Javier Gutiérrez Ele é um dos atores mais proeminentes da indústria cinematográfica espanhola. Mas a verdade é que o mundo da atuação é uma de suas grandes paixões, e desde criança sonhava em se dedicar a isso.
Tudo começou quando ele descobriu que era um bom imitador dos vizinhos e rapidamente começou a copiar todo o seu comportamento. “Morávamos numa área muito modesta, em uma torre de 13 andares onde cada escada tinha quatro andarespouco 13, Rue del Persebe, e todos nós nos conhecíamos”, explicou ele em uma entrevista recente ao Esq. relembrando minha infância em Ferrol.
Dos moradores com comportamentos mais perceptíveis, como o jeito “muito especial” com que fala o vizinho do quinto andar ou o ritmo da pessoa do sétimo andar.

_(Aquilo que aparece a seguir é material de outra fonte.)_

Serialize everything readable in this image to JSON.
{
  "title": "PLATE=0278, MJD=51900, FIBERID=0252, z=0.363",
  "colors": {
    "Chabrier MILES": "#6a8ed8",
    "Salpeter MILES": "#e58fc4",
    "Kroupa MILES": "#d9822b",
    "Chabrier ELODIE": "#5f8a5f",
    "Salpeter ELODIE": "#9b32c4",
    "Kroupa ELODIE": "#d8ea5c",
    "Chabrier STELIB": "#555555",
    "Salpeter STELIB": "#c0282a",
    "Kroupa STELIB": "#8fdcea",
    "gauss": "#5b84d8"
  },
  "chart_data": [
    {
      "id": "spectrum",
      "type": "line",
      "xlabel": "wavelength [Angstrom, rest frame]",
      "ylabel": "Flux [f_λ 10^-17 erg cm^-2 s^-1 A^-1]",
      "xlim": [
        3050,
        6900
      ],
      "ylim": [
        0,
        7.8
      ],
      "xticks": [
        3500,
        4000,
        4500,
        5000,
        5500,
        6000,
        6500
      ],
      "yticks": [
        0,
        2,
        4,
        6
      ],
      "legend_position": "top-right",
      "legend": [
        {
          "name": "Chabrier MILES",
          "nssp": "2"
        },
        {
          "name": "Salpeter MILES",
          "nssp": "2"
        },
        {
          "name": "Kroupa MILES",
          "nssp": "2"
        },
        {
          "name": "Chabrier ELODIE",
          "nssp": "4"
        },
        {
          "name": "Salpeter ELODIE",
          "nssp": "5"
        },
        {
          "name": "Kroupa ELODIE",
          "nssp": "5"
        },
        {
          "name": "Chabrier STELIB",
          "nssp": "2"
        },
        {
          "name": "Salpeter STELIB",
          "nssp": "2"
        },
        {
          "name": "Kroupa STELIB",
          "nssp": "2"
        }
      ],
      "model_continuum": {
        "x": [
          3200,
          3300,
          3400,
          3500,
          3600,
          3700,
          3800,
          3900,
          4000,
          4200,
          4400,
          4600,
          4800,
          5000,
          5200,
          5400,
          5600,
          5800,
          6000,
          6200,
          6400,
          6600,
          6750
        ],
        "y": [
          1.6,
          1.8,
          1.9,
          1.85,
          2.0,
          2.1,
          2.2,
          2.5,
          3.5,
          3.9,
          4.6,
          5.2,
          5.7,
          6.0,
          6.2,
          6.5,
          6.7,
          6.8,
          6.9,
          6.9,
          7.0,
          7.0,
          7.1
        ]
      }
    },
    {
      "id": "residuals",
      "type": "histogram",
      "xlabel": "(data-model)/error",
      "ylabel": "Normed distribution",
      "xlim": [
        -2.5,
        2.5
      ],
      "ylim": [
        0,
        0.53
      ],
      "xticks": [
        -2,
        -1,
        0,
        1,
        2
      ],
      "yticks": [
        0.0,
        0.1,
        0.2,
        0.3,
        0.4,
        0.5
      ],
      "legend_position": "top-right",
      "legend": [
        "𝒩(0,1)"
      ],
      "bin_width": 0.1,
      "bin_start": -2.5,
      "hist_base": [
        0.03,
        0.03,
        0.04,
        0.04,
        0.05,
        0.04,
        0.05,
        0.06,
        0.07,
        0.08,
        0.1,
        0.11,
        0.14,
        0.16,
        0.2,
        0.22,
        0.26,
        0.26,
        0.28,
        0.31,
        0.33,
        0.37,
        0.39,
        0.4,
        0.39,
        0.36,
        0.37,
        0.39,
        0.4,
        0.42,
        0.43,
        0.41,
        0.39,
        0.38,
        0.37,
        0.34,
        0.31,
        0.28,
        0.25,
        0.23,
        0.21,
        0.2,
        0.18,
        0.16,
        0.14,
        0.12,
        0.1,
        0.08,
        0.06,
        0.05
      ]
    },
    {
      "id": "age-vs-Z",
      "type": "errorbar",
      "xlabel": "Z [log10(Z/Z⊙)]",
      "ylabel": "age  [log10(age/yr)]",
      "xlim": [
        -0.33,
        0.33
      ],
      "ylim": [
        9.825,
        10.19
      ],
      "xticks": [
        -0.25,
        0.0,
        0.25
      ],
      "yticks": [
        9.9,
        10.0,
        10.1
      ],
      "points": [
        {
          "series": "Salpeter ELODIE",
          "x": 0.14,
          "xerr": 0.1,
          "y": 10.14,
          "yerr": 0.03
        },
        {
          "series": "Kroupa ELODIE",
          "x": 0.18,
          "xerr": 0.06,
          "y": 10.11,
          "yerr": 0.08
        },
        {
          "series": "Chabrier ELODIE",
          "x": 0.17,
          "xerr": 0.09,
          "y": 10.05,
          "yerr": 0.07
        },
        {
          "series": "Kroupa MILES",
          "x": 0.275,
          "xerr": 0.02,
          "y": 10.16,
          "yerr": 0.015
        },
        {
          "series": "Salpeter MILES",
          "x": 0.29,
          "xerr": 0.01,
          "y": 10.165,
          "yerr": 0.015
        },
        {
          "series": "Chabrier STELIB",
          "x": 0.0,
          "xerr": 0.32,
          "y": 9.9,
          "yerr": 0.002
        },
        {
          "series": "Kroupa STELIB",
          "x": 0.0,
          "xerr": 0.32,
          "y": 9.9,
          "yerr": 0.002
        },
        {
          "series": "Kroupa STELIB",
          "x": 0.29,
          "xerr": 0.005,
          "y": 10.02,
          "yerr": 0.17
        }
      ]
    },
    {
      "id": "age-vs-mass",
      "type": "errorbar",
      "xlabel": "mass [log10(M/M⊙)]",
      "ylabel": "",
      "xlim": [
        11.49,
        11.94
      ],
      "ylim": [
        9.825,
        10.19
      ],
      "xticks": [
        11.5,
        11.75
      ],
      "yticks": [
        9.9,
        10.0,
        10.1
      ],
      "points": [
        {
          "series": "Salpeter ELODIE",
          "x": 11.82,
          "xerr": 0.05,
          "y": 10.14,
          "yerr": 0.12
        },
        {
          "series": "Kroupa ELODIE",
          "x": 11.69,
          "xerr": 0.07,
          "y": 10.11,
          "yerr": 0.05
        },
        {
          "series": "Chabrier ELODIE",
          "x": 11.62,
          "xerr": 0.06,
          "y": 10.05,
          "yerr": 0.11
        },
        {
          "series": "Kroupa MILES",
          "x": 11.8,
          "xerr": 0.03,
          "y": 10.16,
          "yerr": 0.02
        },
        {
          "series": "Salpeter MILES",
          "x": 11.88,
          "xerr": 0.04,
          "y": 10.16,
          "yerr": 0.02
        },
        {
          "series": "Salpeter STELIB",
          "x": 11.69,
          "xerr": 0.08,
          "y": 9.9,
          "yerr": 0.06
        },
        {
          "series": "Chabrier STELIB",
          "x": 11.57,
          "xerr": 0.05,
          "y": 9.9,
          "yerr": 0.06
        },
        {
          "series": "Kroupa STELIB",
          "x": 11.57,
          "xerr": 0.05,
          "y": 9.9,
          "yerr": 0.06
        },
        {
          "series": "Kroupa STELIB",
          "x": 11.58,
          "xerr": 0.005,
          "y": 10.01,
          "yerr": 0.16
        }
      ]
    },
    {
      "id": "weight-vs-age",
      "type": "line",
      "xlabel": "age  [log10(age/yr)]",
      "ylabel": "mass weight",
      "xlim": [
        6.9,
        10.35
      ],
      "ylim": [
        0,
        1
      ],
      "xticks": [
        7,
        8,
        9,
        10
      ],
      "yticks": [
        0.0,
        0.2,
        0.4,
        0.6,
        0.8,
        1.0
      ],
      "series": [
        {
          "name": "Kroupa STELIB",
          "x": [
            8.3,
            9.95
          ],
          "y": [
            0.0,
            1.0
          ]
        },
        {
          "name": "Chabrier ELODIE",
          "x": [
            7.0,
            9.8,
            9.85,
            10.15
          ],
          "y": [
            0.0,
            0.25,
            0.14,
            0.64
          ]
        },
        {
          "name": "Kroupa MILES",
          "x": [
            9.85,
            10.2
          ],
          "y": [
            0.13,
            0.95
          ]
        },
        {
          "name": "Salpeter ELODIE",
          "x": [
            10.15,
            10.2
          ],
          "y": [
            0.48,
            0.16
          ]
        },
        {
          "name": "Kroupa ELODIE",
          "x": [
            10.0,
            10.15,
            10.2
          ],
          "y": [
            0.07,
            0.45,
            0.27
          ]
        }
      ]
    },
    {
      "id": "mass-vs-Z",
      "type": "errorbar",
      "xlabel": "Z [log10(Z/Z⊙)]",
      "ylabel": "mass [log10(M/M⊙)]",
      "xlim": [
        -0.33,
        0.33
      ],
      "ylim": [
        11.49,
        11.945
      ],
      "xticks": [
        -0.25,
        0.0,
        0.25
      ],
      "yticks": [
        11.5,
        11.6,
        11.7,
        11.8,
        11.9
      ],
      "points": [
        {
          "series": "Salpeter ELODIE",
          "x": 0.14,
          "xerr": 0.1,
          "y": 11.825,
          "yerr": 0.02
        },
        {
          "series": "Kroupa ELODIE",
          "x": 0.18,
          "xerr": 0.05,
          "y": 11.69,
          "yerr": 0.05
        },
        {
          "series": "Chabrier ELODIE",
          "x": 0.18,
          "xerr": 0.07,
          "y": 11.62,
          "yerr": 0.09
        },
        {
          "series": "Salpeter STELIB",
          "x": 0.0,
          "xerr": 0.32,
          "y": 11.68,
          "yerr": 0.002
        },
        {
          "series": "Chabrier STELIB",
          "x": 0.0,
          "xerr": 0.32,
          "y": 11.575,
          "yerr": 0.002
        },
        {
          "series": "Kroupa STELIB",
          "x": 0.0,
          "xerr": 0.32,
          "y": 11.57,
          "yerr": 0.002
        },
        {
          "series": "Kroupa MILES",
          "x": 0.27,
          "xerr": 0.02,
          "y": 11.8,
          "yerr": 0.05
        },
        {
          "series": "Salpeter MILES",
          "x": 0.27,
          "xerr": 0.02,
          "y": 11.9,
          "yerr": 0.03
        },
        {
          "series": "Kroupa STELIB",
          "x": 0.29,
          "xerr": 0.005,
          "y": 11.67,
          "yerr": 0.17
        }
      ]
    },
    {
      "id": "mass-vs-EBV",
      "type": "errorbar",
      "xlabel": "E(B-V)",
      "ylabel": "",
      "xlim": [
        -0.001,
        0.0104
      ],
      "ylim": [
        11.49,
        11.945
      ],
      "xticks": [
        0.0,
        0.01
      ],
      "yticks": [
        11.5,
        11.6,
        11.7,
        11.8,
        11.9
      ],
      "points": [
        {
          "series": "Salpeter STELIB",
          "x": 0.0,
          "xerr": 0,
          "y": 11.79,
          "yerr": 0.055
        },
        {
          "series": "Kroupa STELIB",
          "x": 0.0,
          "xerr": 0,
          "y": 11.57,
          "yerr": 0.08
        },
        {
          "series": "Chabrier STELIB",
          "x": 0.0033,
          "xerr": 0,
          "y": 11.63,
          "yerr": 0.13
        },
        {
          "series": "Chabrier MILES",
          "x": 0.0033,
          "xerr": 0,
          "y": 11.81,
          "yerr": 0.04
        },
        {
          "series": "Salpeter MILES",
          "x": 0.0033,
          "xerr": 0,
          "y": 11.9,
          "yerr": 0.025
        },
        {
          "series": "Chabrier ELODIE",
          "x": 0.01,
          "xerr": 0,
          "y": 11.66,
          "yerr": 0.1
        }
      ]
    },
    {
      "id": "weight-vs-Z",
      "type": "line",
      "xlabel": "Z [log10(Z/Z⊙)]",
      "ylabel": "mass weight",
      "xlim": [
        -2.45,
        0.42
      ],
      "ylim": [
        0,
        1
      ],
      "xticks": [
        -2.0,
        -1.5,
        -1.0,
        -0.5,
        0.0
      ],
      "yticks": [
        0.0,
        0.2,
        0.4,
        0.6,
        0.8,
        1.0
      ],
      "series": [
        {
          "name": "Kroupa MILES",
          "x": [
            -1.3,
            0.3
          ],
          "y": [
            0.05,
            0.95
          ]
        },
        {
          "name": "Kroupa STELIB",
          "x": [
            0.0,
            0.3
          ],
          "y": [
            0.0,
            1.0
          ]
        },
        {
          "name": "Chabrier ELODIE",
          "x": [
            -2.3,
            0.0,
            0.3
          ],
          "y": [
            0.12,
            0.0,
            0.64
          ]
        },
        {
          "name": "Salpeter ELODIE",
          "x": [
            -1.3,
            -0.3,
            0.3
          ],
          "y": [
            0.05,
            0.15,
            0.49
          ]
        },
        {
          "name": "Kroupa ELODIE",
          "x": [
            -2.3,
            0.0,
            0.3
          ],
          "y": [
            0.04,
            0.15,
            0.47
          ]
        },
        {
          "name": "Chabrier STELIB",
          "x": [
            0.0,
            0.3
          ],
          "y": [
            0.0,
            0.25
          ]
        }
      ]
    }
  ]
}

Todos os dias eu os observava até conseguir reproduzir todos os seus gestos. “Lá descobri a minha paixão por me tornar diferente. Consegui fazer dois ou três gestos precisos, no final não fiz nada mal”, admitiu.
Embora os modelos de comportamento não apenas o tenham ajudado a descobrir o que queria fazer, ele também foi capaz de se abrir e confrontar sua inerente timidez “doentia”. E embora continue a mantê-lo em menor grau, aprendeu a ser mais extrovertido através do seu trabalho. “Eu sempre digo isso As duas principais ferramentas do ator são a observação e a imaginação.; Eles foram incutidos em mim desde a infância e sempre me acompanharam”, enfatizou.
Porém, em sua profissão ele passa “do observador ao observado”, e isso ainda lhe custa caro. Mas além de seu estilo de vida, A verdade é que ele não pedia tanta paixão por observar as pessoas. e essencialmente ajuda você a fazer melhor seu trabalho. Porque em seu novo projeto há um filme Marcas de identificaçãoregressa novamente à Galiza, onde dará grande importância ao sentido de comunidade através dos grupos de canto.
Porque apesar de toda a sua timidez, a verdade é que não pode ser encontrada da mesma forma que em sistemas individualistas como o capitalista. “O que aconteceu em Madrid é insustentável”, lamentou.Moro numa casa com 90 vizinhos e mais de metade deles já são apartamentos de férias.. Talvez daqui a cinco anos tenhamos quatro ou cinco proprietários. “Isto é uma verdadeira vergonha para um estilo de vida que usufruímos há alguns anos e que é impensável manter hoje.”
Ele admite que sente falta principalmente dos relacionamentos que teve com os vizinhos quando criança e deseja se sentir parte de alguma coisa. “Depois da pandemia, pioramos como sociedade, a nível global: prevalecem o egoísmo, a falta de empatia, o “cada um por si”.. Sempre temos que falar sobre o senso de comunidade. É preciso recuperar o espírito do grupo, da tribo, da comunidade, que perdemos devido ao nosso infortúnio”, lamentou.